Beppu, Jigoku Meguri
3.5 HoursEasy-ModerateSightseeing | Culture | Essentials Collection
A highlight in Beppu is to stroll in Jigokus, meaning “Hells” in Japanese. Due to spewing gas, thermal mud, and boiling water for over 1,000 years, this area has come to be known by people as “hell.” There are 8 Jigokus in total at Beppu. Today you will have a chance to visit these two famous Jigoku. “Chinoike Jigoku” is Japan’s oldest natural hot spring. Its high concentration of iron oxide, magnesium oxide, and others, gives the water a characteristic vivid red color, resembling blood, therefore its name translated as “Blood Pond Hell.” It’s extremely high temperature makes it not suitable for full body bath and visitors rather enjoy the scenic views around it. From there continue to “Umi Jigoku.”This hot spring is known as “Sea Hell,” due to its amazing cobalt blue boiling waters. Enjoy the exuberant vegetation in the garden around not only the blue pond, but also a smaller one colored in orange, and another one with clear waters full of lotus flowers from August to early November, a plant whose enormous leaves can stand the weight of a small child.
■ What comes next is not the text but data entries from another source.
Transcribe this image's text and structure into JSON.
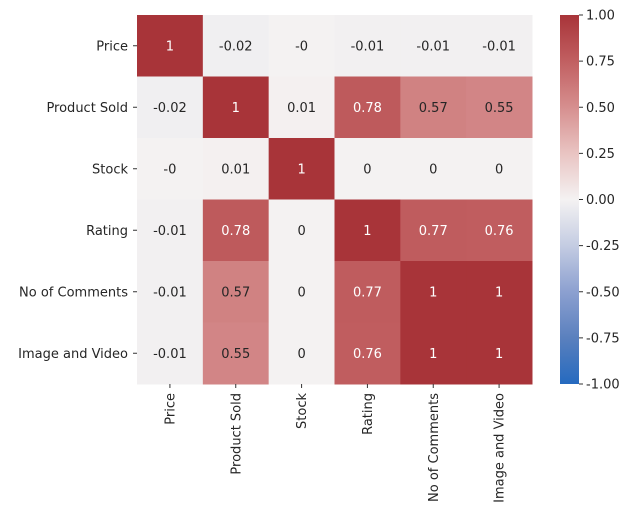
{
  "chart_data": {
    "type": "heatmap",
    "title": "",
    "xlabel": "",
    "ylabel": "",
    "rows": [
      "Price",
      "Product Sold",
      "Stock",
      "Rating",
      "No of Comments",
      "Image and Video"
    ],
    "columns": [
      "Price",
      "Product Sold",
      "Stock",
      "Rating",
      "No of Comments",
      "Image and Video"
    ],
    "values": [
      [
        1,
        -0.02,
        0,
        -0.01,
        -0.01,
        -0.01
      ],
      [
        -0.02,
        1,
        0.01,
        0.78,
        0.57,
        0.55
      ],
      [
        0,
        0.01,
        1,
        0,
        0,
        0
      ],
      [
        -0.01,
        0.78,
        0,
        1,
        0.77,
        0.76
      ],
      [
        -0.01,
        0.57,
        0,
        0.77,
        1,
        1
      ],
      [
        -0.01,
        0.55,
        0,
        0.76,
        1,
        1
      ]
    ],
    "cell_labels": [
      [
        "1",
        "-0.02",
        "-0",
        "-0.01",
        "-0.01",
        "-0.01"
      ],
      [
        "-0.02",
        "1",
        "0.01",
        "0.78",
        "0.57",
        "0.55"
      ],
      [
        "-0",
        "0.01",
        "1",
        "0",
        "0",
        "0"
      ],
      [
        "-0.01",
        "0.78",
        "0",
        "1",
        "0.77",
        "0.76"
      ],
      [
        "-0.01",
        "0.57",
        "0",
        "0.77",
        "1",
        "1"
      ],
      [
        "-0.01",
        "0.55",
        "0",
        "0.76",
        "1",
        "1"
      ]
    ],
    "colormap": "vlag",
    "vmin": -1,
    "vmax": 1,
    "colorbar_ticks": [
      "1.00",
      "0.75",
      "0.50",
      "0.25",
      "0.00",
      "-0.25",
      "-0.50",
      "-0.75",
      "-1.00"
    ],
    "legend": "right"
  }
}
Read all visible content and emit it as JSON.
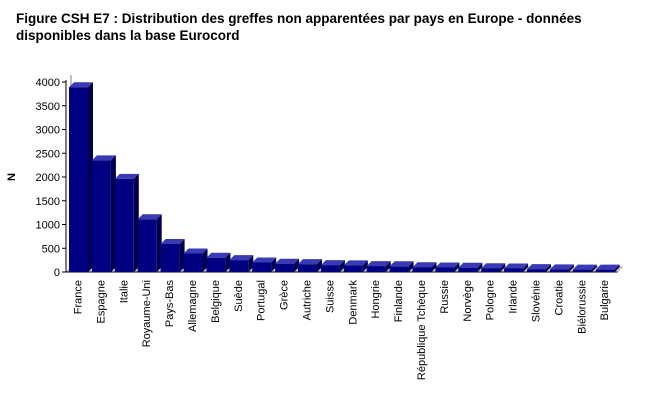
{
  "title": {
    "line1": "Figure CSH E7 : Distribution des greffes non apparentées par pays en Europe - données",
    "line2": "disponibles dans la base Eurocord"
  },
  "colors": {
    "bar_front": "#000080",
    "bar_top": "#3a3ab4",
    "bar_side": "#00004a",
    "axis": "#000000"
  },
  "chart_data": {
    "type": "bar",
    "title": "Figure CSH E7 : Distribution des greffes non apparentées par pays en Europe - données disponibles dans la base Eurocord",
    "xlabel": "",
    "ylabel": "N",
    "ylim": [
      0,
      4000
    ],
    "yticks": [
      0,
      500,
      1000,
      1500,
      2000,
      2500,
      3000,
      3500,
      4000
    ],
    "grid": false,
    "legend": "none",
    "categories": [
      "France",
      "Espagne",
      "Italie",
      "Royaume-Uni",
      "Pays-Bas",
      "Allemagne",
      "Belgique",
      "Suède",
      "Portugal",
      "Grèce",
      "Autriche",
      "Suisse",
      "Denmark",
      "Hongrie",
      "Finlande",
      "République Tchèque",
      "Russie",
      "Norvège",
      "Pologne",
      "Irlande",
      "Slovénie",
      "Croatie",
      "Biélorussie",
      "Bulgarie"
    ],
    "values": [
      3890,
      2350,
      1960,
      1110,
      590,
      390,
      300,
      250,
      200,
      175,
      165,
      145,
      140,
      125,
      120,
      100,
      95,
      90,
      80,
      75,
      60,
      55,
      50,
      50
    ]
  }
}
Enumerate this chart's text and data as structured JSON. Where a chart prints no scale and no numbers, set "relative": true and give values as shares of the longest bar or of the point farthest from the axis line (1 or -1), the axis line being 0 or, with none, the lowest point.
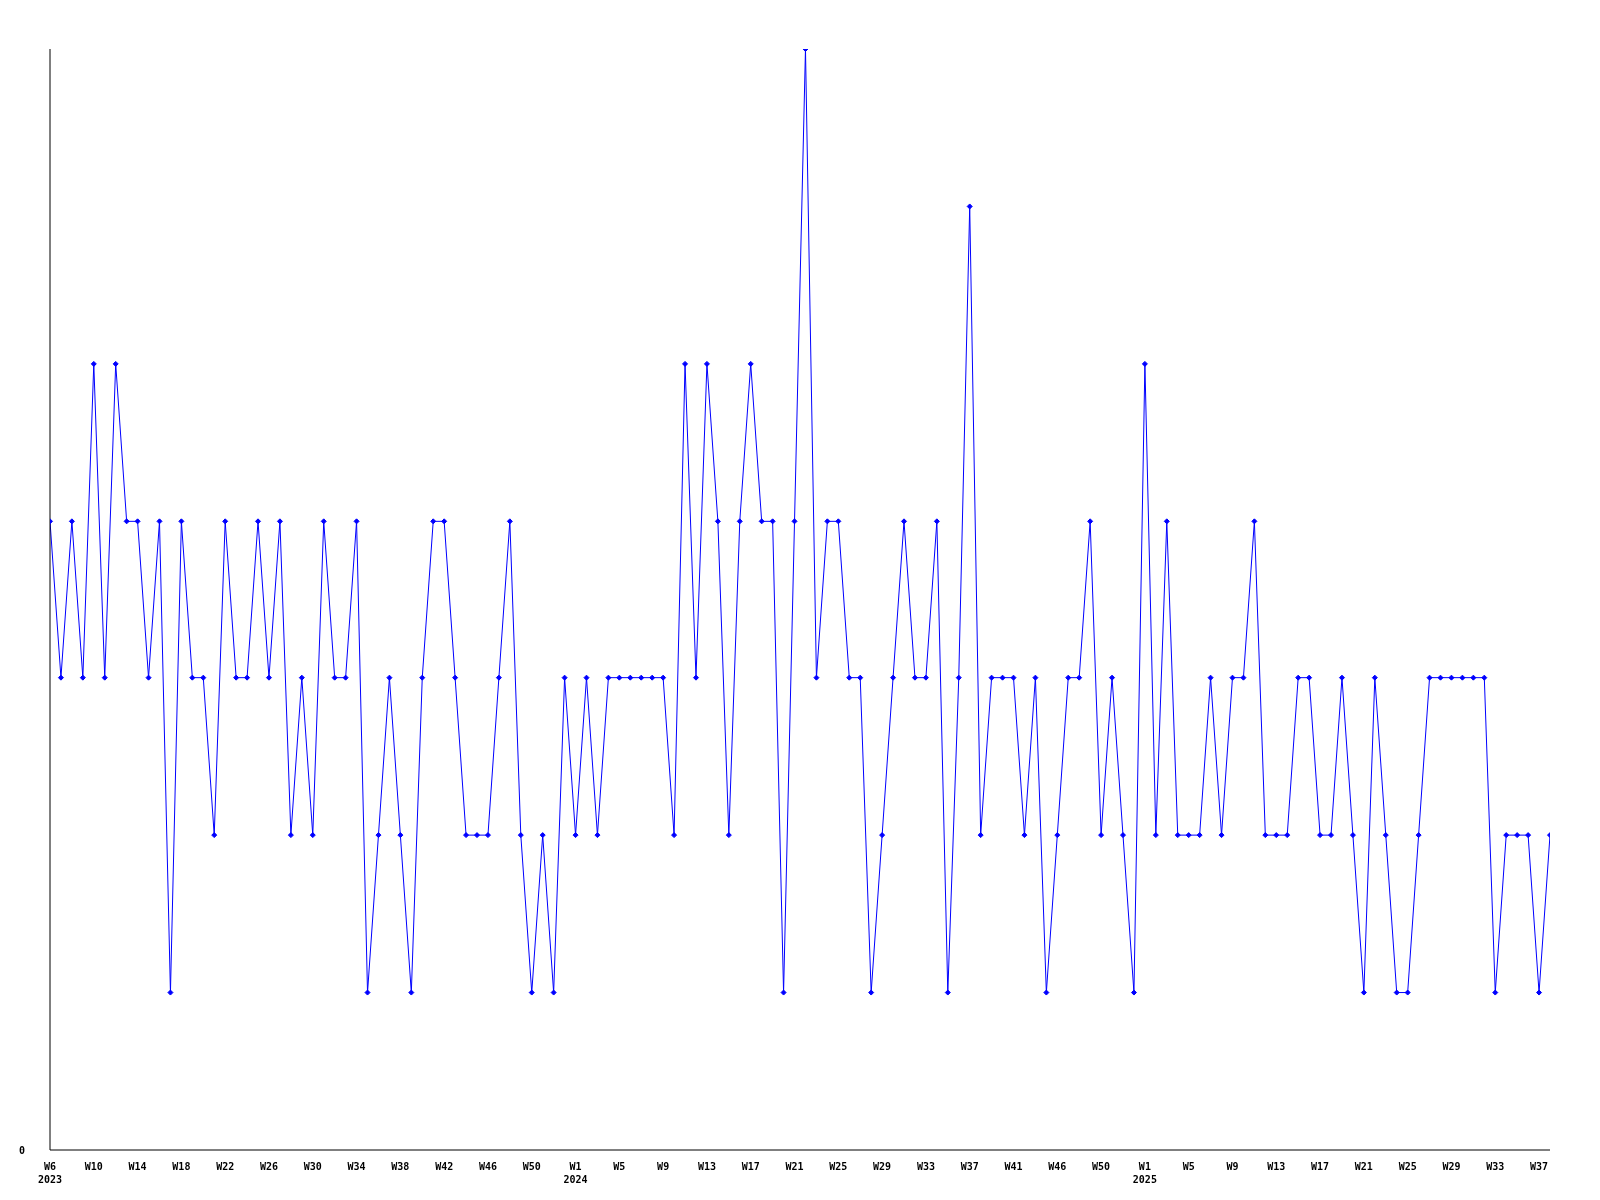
{
  "chart_data": {
    "type": "line",
    "relative": true,
    "annotations": [
      "0"
    ],
    "grid": false,
    "legend": false,
    "marker": "diamond",
    "line_style": "solid",
    "categories": [
      "W6\n2023",
      null,
      null,
      null,
      "W10",
      null,
      null,
      null,
      "W14",
      null,
      null,
      null,
      "W18",
      null,
      null,
      null,
      "W22",
      null,
      null,
      null,
      "W26",
      null,
      null,
      null,
      "W30",
      null,
      null,
      null,
      "W34",
      null,
      null,
      null,
      "W38",
      null,
      null,
      null,
      "W42",
      null,
      null,
      null,
      "W46",
      null,
      null,
      null,
      "W50",
      null,
      null,
      null,
      "W1\n2024",
      null,
      null,
      null,
      "W5",
      null,
      null,
      null,
      "W9",
      null,
      null,
      null,
      "W13",
      null,
      null,
      null,
      "W17",
      null,
      null,
      null,
      "W21",
      null,
      null,
      null,
      "W25",
      null,
      null,
      null,
      "W29",
      null,
      null,
      null,
      "W33",
      null,
      null,
      null,
      "W37",
      null,
      null,
      null,
      "W41",
      null,
      null,
      null,
      "W46",
      null,
      null,
      null,
      "W50",
      null,
      null,
      null,
      "W1\n2025",
      null,
      null,
      null,
      "W5",
      null,
      null,
      null,
      "W9",
      null,
      null,
      null,
      "W13",
      null,
      null,
      null,
      "W17",
      null,
      null,
      null,
      "W21",
      null,
      null,
      null,
      "W25",
      null,
      null,
      null,
      "W29",
      null,
      null,
      null,
      "W33",
      null,
      null,
      null,
      "W37",
      null
    ],
    "series": [
      {
        "color": "#0000ff",
        "values": [
          0.571,
          0.429,
          0.571,
          0.429,
          0.714,
          0.429,
          0.714,
          0.571,
          0.571,
          0.429,
          0.571,
          0.143,
          0.571,
          0.429,
          0.429,
          0.286,
          0.571,
          0.429,
          0.429,
          0.571,
          0.429,
          0.571,
          0.286,
          0.429,
          0.286,
          0.571,
          0.429,
          0.429,
          0.571,
          0.143,
          0.286,
          0.429,
          0.286,
          0.143,
          0.429,
          0.571,
          0.571,
          0.429,
          0.286,
          0.286,
          0.286,
          0.429,
          0.571,
          0.286,
          0.143,
          0.286,
          0.143,
          0.429,
          0.286,
          0.429,
          0.286,
          0.429,
          0.429,
          0.429,
          0.429,
          0.429,
          0.429,
          0.286,
          0.714,
          0.429,
          0.714,
          0.571,
          0.286,
          0.571,
          0.714,
          0.571,
          0.571,
          0.143,
          0.571,
          1,
          0.429,
          0.571,
          0.571,
          0.429,
          0.429,
          0.143,
          0.286,
          0.429,
          0.571,
          0.429,
          0.429,
          0.571,
          0.143,
          0.429,
          0.857,
          0.286,
          0.429,
          0.429,
          0.429,
          0.286,
          0.429,
          0.143,
          0.286,
          0.429,
          0.429,
          0.571,
          0.286,
          0.429,
          0.286,
          0.143,
          0.714,
          0.286,
          0.571,
          0.286,
          0.286,
          0.286,
          0.429,
          0.286,
          0.429,
          0.429,
          0.571,
          0.286,
          0.286,
          0.286,
          0.429,
          0.429,
          0.286,
          0.286,
          0.429,
          0.286,
          0.143,
          0.429,
          0.286,
          0.143,
          0.143,
          0.286,
          0.429,
          0.429,
          0.429,
          0.429,
          0.429,
          0.429,
          0.143,
          0.286,
          0.286,
          0.286,
          0.143,
          0.286
        ]
      }
    ]
  }
}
There is a small foot spa at Umi Jigoku, so feel free to soak your feet into the hot spring. After strolling down the Jigoku's area you will go to the “Jumonjibara Lookout,” located in the northern part of Beppu City with splendid views over the city, the bay, other parts of Oita Prefecture like the Kunisaki Peninsula and even as far as some parts of Shikoku region, if the weather is clear. Enjoy the chance for unforgettable pictures during the brief stop here. Then on to the Hot Spring Village “Myoban Yunosato,” the last stop of the tour. Onsen hot spring waters have different mineral components, and at Yunosato you can find cloudy color sulfur springs, mineral that is known by its power to removes dirt from the skin. Myoban Yunosato is renowned not only by its healing waters, but also by its Yu-no-Hana bath salts, the production of which dates back to the Edo period and therefore is consider an intangible national folk-cultural asset. You can get a close glimpse of the manufacturing process inside the so called “yunohana-goya” or “small hut.”
Please note: Bring local currency, sunscreen, a hat, and wear comfortable walking shoes.